Using oils on the scalp and tips of the hair is an effective way to eliminate dryness and breakage. In a U.S. Patent by Lanita Jones, discusses an oil-based scalp treatment composition, the vegetable and mineral oil mixture and how it restored moisture to the dry areas of scalp. The patent goes on to say that if heat is applied by sitting under a hair dryer the oils’ effects last longer. Though the patent refers to a vegetable and mineral based oil the popular argon, Shea, Aloe Vera and olive oils are best for relaxed hair.

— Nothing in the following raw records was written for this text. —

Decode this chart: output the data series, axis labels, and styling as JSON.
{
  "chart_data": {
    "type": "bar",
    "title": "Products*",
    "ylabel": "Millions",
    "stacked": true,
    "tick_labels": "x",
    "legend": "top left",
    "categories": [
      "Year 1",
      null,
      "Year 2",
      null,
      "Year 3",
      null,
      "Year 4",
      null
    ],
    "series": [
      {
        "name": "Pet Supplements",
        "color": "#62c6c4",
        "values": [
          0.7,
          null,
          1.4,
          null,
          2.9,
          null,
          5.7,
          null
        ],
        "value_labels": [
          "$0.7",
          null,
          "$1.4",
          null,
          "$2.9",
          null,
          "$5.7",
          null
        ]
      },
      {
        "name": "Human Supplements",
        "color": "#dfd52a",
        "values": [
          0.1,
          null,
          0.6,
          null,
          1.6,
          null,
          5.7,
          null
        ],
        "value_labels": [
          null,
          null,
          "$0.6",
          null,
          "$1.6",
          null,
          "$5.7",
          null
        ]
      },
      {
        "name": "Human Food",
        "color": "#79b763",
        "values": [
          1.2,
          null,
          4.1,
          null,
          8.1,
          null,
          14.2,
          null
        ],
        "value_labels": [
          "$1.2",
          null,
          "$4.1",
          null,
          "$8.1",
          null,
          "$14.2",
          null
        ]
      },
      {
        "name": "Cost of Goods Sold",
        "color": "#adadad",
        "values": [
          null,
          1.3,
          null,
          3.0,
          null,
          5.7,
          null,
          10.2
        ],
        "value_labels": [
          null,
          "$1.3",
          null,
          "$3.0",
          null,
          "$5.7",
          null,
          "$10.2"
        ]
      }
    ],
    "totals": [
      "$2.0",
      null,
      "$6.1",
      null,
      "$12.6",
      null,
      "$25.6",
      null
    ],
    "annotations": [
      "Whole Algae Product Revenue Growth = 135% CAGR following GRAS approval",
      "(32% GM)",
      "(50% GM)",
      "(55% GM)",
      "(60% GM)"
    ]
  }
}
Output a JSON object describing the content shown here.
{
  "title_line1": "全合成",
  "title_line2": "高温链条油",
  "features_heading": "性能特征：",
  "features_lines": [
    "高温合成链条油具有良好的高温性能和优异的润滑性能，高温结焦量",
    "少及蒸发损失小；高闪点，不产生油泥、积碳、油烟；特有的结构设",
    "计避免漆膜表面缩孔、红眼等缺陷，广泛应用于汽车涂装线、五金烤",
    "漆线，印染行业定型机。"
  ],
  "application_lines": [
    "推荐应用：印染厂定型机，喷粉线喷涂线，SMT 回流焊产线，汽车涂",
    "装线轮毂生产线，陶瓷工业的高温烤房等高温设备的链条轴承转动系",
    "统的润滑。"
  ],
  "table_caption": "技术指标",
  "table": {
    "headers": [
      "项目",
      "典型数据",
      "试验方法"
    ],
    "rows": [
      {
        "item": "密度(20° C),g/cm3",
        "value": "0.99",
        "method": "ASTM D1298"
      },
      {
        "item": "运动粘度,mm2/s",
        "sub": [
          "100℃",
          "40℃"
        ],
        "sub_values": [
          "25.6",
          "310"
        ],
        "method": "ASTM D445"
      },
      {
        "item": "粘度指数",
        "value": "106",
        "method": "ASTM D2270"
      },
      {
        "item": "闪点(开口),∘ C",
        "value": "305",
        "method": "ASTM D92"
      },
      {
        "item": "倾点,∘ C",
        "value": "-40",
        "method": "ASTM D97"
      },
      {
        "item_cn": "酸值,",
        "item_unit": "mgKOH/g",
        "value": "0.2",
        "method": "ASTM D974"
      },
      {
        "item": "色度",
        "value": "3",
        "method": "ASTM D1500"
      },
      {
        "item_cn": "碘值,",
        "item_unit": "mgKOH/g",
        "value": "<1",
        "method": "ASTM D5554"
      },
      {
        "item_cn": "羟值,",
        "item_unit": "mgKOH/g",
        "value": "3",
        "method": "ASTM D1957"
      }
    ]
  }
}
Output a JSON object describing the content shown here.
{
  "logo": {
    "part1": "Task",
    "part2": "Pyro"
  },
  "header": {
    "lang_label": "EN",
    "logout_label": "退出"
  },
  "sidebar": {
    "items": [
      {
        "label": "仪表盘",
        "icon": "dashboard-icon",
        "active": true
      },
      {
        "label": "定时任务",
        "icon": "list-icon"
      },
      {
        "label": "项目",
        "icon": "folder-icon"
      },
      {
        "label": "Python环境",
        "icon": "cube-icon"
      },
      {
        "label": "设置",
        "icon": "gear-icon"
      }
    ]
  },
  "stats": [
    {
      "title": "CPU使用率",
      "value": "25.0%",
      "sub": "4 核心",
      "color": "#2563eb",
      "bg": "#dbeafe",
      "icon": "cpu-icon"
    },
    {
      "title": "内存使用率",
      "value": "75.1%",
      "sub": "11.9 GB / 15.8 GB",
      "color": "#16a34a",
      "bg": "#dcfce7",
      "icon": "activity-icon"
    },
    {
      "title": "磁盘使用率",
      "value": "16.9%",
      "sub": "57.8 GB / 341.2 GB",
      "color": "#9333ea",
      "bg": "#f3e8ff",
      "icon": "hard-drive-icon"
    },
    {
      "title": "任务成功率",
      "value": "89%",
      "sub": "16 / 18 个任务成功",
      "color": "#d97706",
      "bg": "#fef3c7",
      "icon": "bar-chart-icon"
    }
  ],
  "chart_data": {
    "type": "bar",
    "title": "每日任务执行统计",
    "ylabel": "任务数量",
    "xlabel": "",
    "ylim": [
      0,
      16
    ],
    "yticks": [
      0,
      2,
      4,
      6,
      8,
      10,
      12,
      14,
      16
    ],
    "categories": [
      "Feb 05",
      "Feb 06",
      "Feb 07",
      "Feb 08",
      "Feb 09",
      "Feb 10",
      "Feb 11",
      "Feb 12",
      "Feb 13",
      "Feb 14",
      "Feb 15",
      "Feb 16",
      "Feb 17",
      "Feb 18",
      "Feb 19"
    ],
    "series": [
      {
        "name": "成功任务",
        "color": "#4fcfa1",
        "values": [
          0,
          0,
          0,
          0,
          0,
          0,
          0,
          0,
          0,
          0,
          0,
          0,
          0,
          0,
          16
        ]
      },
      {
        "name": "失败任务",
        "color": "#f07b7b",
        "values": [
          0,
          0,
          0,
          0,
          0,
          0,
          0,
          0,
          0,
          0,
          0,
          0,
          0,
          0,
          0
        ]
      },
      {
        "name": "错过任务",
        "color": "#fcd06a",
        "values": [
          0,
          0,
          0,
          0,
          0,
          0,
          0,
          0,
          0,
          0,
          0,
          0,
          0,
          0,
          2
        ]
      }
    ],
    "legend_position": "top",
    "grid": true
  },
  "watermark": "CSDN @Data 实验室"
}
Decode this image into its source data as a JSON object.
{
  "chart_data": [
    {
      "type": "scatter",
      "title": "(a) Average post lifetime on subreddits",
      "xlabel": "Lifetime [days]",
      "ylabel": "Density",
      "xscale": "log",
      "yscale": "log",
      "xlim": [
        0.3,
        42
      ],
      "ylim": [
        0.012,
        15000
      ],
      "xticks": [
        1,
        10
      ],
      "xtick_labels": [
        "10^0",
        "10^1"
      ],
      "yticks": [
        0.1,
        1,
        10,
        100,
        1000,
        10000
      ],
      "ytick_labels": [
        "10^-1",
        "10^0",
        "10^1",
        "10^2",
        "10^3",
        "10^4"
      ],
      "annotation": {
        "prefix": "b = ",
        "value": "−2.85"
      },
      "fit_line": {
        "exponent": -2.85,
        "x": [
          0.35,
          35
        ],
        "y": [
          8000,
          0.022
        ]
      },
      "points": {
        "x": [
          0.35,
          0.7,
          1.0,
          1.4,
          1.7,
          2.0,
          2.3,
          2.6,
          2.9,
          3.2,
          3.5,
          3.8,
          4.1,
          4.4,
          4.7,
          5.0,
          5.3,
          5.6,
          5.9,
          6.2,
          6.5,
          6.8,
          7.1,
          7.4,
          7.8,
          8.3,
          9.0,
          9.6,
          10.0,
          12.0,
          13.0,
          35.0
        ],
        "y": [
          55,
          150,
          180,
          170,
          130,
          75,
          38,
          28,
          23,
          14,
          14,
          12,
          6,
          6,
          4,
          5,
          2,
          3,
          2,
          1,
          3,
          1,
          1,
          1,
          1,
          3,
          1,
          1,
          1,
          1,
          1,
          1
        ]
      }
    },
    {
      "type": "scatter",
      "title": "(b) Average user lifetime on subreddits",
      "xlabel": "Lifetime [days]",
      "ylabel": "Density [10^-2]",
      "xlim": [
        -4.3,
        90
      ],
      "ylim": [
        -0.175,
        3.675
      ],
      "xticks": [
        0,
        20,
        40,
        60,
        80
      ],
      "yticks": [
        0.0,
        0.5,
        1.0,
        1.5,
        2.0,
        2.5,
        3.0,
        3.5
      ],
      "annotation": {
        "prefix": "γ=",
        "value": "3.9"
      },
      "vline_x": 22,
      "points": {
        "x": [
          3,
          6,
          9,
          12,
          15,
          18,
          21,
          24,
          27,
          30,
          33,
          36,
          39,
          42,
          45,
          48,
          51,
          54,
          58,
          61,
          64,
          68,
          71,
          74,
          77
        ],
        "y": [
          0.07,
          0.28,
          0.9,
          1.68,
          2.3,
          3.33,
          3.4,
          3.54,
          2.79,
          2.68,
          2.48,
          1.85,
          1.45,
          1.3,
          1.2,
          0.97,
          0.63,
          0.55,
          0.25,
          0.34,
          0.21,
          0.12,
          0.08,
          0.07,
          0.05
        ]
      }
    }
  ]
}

3. Demand for clean air, water, food – and Hair Care
In your collection of hair products, how many are natural? Natural doesn’t mean homemade “oatmeal recipies”. A natural product means a toxin-free product. Many young women aren’t aware of toxic-free products is an option. Founder and Editor-in Chief of Organic Beauty Talk, Brandie Gilliam, shares her reaction after hearing about the “Terrible Touch-Me-Nots” or toxic ingredients listed on the back of hair products. “Nobody ever said read an ingredient label on your product.” So with the news Gilliam turns to her own collection of hair products. She laughs and recalls how she had nothing left after her inspection.
The toxins are that common. From Gilliam’s website she lists the “Terrible Touch-Me-Nots” and from this list many young women can hold up their bottles and see if something as innocent as, fragrance, is listed. The effects of this ingredients alone are reported to cause dizziness, headaches, and even vomiting. Remember, what you put on your head effects your whole body.
The FDA regulates our foods and drugs but ever since 1938, according to Organic Beauty Talk, the cosmetic companies are self-regulated. The best way to not be fooled by popular brands is to look elsewhere. By looking for products that say natural, organic, and chemical-free you can stop subjecting your body to poisons.
Gilliam explains that at the beginning of her toxic-free “journey” it was difficulty to find natural products, but nowadays natural is more popular than ever. In stores the natural products are sitting right beside all the “others” and it’s you the shopper that must look for the healthier option. There’s no excuse not to buy natural products, particularly when the prices are the same as the popular toxic brands.
As a young woman with relaxed hair your future isn’t determined by the past. You can grow healthy relaxed hair. It’s like what Gilliam calls “a journey” to discovering what works best for your hair, lifestyle and most importantly how to get and keep it.